There was no separation on the ground. Roethlisberger’s protection did not hold up. The 39-year-old’s inability to get out of the pocket or dance inside forced him to hand the ball over to the first player he could find. The player, Najee Harris, the team’s most recent first-round pick, was swallowed up by five Cincinnati tackles.
It’s not particularly hard to understand the issues with the Steelers: low-level offensive training, low-level quarterback play, and questionable roster building.

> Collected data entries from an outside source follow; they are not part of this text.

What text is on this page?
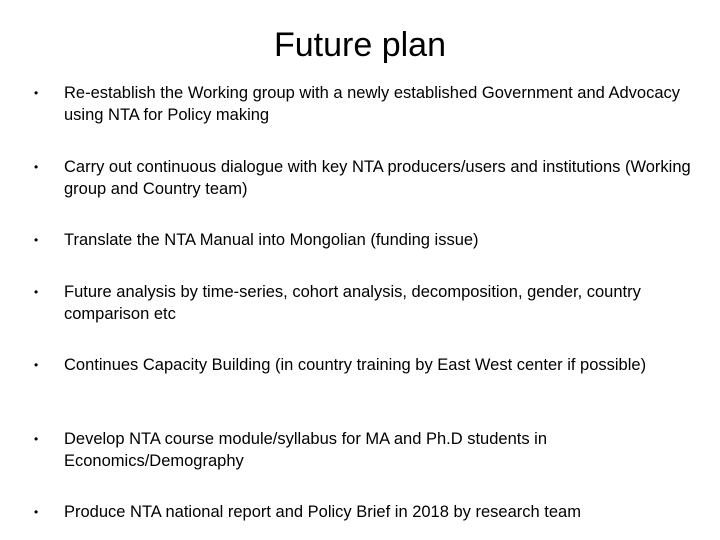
Future plan
• Re-establish the Working group with a newly established Government and Advocacy using NTA for Policy making
• Carry out continuous dialogue with key NTA producers/users and institutions (Working group and Country team)
• Translate the NTA Manual into Mongolian (funding issue)
• Future analysis by time-series, cohort analysis, decomposition, gender, country comparison etc
• Continues Capacity Building (in country training by East West center if possible)
• Develop NTA course module/syllabus for MA and Ph.D students in Economics/Demography
• Produce NTA national report and Policy Brief in 2018 by research team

Even their talented defense was beaten by an average Bengals team on Sunday. With TJ Watt and Alex Highsmith injured, Pittsburgh finished with zero sacks and no quarterback hits; The team’s 5.6% pressure rate was the lowest rate the team has had since the league started tracking the statistic. It was an ugly overall performance.
But that’s the offense, and Roethlisberger, where the main problems lie.
Roethlisberger is an extinction-fighting dinosaur, fast-paced passer who moves chains in a league that now demands explosive, field-level passing play. The rumble, the tumbling, Big Ben of yesteryear was gone for almost five years. Now he’s a player who kicks his foot back and gets the ball out, devoid of the art that elevated him from a good player to a Hall of Fame.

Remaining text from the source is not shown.